The Most Influential Type Textbook You’ve Never Heard of is Getting a Reprint

Without Walter Käch’s 1949 textbook, Schriften, Lettering, Ecritures: The Principle Types of Running Hand and Drawn Characters, we might not have Univers or Helvetica. Students of type design who learned a particular way of looking for elements in the construction of letters to build upon for typeface families are likely familiar with the Swiss type designer and educator’s teachings, even if they’ve never heard of his seminal book.

Dinamo Editions, the imprint of Berlin-based foundry Dinamo, partnered with the Museum für Gestaltung Zürich (affiliated with Zurich University of the Arts, where Käch taught) to reprint Lettering: The Handbook for Lettering by Walter Käch and release it for a new generation of designers.

The lessons in Schriften, Lettering, Ecritures helped shape the distinctive aesthetics and philosophy of mid-century design and have greatly informed design education. Students in Switzerland, including Adrian Frutiger, and far beyond, have been encouraged to mine the patterns, shapes, and ornamentation of the past to inspire their typefaces and to use Käch-devised grids and construction modules to design them.

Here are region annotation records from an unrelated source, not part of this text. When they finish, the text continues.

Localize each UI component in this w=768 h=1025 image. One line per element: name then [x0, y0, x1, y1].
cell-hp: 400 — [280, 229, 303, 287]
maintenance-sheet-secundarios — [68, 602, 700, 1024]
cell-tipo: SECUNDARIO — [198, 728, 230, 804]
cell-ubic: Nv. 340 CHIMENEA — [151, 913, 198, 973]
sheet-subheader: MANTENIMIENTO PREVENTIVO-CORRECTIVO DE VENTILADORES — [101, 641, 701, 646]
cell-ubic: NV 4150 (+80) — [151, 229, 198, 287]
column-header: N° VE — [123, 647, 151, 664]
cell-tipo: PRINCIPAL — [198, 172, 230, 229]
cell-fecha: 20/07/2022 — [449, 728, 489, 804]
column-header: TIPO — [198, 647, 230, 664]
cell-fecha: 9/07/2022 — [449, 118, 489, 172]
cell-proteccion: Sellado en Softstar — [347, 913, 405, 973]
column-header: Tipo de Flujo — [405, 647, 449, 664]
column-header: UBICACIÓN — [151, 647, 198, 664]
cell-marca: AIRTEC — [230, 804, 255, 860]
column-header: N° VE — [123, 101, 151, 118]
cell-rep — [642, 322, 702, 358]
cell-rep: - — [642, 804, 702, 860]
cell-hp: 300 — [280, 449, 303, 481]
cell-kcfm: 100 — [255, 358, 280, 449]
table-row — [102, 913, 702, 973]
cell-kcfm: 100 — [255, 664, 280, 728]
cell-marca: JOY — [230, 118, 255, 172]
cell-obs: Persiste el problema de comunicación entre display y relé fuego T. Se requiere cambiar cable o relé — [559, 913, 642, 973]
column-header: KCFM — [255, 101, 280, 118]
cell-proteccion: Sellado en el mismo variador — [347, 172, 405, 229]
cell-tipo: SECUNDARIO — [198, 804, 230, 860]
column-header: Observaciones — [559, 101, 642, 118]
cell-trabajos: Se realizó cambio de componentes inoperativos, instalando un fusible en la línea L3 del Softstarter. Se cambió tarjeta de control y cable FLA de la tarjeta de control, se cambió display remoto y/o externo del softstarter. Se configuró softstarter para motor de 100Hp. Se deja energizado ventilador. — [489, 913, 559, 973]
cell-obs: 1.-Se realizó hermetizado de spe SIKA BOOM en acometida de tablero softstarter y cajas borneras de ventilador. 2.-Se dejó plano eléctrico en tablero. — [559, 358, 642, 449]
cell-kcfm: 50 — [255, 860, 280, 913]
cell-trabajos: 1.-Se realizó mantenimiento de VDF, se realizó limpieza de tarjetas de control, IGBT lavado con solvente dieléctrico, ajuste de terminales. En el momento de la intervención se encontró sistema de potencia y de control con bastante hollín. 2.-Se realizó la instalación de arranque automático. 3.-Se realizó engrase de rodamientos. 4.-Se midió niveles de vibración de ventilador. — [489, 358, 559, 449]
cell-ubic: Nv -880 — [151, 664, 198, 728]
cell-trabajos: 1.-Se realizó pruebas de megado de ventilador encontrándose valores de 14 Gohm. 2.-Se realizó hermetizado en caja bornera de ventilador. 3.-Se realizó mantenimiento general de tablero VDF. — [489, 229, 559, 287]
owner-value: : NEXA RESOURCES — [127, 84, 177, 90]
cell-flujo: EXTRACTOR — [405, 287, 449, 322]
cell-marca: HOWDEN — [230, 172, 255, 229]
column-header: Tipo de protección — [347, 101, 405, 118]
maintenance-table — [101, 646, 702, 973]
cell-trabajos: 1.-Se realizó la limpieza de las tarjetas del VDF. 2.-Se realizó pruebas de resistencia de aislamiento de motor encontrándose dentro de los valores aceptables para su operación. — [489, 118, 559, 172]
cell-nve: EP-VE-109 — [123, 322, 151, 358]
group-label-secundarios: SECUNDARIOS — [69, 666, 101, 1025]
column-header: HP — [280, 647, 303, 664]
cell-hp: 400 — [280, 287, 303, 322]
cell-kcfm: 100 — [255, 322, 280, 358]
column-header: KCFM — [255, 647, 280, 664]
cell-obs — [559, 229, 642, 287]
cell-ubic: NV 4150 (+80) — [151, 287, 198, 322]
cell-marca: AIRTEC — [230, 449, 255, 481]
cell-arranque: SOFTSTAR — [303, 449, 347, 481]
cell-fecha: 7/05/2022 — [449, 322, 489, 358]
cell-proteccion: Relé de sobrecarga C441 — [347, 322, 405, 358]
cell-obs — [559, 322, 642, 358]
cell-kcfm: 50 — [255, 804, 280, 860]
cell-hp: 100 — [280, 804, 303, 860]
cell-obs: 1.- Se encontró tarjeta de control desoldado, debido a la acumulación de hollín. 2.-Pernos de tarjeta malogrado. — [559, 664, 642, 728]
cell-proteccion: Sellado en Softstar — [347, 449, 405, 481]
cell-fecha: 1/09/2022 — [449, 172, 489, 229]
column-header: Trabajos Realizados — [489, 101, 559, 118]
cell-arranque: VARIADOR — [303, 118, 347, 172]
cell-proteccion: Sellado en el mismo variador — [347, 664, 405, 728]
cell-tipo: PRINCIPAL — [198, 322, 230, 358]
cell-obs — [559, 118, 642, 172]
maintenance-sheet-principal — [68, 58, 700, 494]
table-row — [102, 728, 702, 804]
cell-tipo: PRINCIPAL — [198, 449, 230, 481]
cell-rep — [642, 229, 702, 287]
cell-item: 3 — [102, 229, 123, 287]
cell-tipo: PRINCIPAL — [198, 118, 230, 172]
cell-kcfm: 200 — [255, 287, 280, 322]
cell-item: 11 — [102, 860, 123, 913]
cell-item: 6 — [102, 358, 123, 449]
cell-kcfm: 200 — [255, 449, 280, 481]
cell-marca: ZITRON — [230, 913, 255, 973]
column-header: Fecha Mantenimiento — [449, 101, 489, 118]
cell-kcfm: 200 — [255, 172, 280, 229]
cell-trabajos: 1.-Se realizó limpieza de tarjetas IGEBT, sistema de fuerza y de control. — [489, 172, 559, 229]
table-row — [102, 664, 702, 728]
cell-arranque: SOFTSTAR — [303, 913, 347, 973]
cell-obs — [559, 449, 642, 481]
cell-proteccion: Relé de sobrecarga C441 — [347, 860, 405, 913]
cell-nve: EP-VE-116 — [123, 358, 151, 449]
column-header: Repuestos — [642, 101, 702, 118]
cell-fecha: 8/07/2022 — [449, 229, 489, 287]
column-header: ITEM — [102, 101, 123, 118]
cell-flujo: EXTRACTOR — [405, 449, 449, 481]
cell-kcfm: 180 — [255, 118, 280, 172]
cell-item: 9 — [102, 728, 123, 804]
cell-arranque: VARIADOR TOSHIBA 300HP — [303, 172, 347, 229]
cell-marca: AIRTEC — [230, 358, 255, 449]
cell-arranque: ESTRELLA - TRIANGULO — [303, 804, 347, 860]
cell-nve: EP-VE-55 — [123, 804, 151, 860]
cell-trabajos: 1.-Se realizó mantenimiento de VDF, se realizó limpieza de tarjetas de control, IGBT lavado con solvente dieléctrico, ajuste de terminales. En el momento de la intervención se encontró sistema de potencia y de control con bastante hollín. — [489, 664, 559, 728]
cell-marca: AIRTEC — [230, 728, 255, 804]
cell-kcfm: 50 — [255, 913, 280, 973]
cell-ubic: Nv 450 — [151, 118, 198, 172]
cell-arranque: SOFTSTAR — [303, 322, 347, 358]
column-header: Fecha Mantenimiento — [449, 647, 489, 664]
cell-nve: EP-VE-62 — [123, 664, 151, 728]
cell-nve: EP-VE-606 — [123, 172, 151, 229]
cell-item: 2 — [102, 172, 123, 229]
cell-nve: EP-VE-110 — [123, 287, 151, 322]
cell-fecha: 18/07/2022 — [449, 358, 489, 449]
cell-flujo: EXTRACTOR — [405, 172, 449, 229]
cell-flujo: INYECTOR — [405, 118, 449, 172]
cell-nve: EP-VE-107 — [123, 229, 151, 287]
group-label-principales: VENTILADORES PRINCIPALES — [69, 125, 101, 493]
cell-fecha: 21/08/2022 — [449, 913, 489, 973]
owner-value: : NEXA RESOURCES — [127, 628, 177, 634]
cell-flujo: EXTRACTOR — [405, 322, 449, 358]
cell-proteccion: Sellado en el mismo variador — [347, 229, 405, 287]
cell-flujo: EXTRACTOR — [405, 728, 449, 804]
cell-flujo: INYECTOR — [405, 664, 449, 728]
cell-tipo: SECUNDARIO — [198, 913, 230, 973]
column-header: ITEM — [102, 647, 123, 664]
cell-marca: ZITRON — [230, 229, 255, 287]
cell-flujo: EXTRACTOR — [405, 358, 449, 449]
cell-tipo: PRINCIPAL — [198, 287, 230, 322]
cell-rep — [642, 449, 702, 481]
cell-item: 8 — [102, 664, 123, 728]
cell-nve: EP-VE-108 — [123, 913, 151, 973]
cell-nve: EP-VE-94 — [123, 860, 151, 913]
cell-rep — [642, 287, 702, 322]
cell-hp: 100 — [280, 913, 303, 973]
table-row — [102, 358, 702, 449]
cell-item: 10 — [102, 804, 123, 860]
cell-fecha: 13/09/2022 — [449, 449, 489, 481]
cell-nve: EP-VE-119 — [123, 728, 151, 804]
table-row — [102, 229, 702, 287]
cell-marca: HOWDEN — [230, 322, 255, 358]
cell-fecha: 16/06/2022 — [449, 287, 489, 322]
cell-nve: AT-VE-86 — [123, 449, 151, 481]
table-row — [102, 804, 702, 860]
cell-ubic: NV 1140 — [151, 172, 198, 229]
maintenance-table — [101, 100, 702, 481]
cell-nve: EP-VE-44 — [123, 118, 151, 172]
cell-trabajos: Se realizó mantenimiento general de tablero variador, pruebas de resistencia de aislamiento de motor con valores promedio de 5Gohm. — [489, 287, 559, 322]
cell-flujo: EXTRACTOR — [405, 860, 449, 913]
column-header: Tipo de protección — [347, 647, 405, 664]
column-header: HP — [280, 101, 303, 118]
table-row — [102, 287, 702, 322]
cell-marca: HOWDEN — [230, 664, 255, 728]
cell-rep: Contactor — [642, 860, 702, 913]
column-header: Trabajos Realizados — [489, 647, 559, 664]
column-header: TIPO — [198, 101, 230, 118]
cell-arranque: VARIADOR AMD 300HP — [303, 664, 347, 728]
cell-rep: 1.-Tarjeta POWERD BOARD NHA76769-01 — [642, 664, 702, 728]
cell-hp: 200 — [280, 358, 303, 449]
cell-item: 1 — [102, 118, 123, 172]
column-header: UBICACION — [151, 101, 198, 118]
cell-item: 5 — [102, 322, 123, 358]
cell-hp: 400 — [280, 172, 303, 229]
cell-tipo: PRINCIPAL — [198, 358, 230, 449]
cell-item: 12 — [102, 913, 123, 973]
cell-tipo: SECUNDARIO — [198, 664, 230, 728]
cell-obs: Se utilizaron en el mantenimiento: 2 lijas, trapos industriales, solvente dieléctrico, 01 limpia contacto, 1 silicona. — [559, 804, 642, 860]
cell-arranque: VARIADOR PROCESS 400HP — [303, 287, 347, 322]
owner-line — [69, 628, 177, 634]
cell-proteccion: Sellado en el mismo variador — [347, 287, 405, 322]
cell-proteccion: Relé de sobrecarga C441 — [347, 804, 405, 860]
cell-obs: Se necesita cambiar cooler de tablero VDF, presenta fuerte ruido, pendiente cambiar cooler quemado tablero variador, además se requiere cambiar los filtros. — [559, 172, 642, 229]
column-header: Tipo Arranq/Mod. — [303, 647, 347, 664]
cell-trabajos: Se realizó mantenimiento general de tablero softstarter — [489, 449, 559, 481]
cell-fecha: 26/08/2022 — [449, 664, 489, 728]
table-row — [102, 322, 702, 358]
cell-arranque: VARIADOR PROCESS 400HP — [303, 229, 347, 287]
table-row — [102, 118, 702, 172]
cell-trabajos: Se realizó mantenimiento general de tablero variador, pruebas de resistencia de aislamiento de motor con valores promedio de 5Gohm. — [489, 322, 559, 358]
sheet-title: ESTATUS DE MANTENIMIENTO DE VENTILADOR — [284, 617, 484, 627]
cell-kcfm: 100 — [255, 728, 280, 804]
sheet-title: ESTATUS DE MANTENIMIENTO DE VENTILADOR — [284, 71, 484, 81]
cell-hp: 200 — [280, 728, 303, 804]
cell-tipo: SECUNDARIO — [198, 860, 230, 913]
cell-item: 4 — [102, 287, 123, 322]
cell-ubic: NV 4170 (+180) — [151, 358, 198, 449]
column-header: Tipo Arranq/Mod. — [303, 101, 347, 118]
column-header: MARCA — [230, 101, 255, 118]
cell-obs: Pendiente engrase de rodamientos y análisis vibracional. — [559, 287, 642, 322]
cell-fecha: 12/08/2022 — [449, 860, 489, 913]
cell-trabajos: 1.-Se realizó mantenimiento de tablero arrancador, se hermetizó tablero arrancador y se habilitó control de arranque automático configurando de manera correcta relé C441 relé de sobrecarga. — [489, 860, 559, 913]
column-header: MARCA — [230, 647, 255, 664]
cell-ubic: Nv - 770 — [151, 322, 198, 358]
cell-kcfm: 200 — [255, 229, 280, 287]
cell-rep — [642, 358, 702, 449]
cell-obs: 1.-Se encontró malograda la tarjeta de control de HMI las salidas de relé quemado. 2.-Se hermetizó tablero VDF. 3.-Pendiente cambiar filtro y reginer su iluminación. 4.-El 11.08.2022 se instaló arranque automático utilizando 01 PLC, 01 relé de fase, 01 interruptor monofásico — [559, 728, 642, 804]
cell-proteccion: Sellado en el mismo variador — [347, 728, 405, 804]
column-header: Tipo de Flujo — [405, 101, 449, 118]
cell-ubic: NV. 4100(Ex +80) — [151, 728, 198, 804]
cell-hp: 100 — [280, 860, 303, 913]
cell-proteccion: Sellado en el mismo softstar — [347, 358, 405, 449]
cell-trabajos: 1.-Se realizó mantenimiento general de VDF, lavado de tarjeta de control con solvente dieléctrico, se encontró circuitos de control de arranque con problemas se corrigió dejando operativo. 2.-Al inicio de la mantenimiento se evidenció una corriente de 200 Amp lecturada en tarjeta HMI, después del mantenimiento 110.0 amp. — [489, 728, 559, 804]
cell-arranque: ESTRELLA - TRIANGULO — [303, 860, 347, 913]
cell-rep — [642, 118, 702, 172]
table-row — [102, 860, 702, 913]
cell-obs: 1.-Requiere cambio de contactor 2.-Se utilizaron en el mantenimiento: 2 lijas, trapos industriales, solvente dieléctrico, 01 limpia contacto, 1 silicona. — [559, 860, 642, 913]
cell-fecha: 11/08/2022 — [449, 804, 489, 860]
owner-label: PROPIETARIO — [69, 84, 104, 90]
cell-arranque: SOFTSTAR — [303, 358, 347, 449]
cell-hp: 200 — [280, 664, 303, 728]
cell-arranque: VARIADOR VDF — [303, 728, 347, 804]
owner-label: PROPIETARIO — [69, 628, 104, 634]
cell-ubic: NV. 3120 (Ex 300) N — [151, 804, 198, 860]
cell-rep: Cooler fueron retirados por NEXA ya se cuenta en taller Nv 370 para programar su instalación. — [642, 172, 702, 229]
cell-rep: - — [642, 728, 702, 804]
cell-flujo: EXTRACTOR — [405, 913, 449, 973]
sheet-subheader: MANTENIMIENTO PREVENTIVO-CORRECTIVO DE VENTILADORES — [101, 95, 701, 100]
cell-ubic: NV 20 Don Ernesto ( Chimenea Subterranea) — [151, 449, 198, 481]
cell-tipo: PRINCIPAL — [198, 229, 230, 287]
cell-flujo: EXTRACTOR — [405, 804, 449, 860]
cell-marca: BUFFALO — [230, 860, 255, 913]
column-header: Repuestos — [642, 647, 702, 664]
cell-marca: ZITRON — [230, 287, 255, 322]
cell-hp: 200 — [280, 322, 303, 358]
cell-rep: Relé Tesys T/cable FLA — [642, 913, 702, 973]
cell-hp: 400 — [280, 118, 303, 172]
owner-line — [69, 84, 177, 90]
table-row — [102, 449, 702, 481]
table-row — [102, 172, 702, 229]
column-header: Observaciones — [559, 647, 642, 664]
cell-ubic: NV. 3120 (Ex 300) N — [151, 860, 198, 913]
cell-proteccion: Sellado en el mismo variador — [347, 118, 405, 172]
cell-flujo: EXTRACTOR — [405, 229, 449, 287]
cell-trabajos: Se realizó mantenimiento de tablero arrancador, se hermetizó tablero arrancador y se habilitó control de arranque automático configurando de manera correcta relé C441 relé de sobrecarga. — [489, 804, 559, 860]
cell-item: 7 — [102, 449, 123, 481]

This is not Dinamo’s first foray into Walter Käch’s world. The team has long collaborated with design and type studio Omnigroup on the project, ABC Walter, a revival not of an old typeface, but rather an exploration of a tool Käch created to help students learn to draw letterforms. The experiment resulted in two typefaces released in 2019: Walter Alte (three styles) is described as a “faithful study” of Käch’s lessons, while Walter Neue (14 styles) is a “digitally-minded” extension.

There’s a fantastic article about Dinamo and Omnigroup’s research and process for ABC Walter, inspired by the same source material included in the reprint of Lettering: The Handbook for Lettering.

Lettering: The Handbook for Lettering will ship in early May.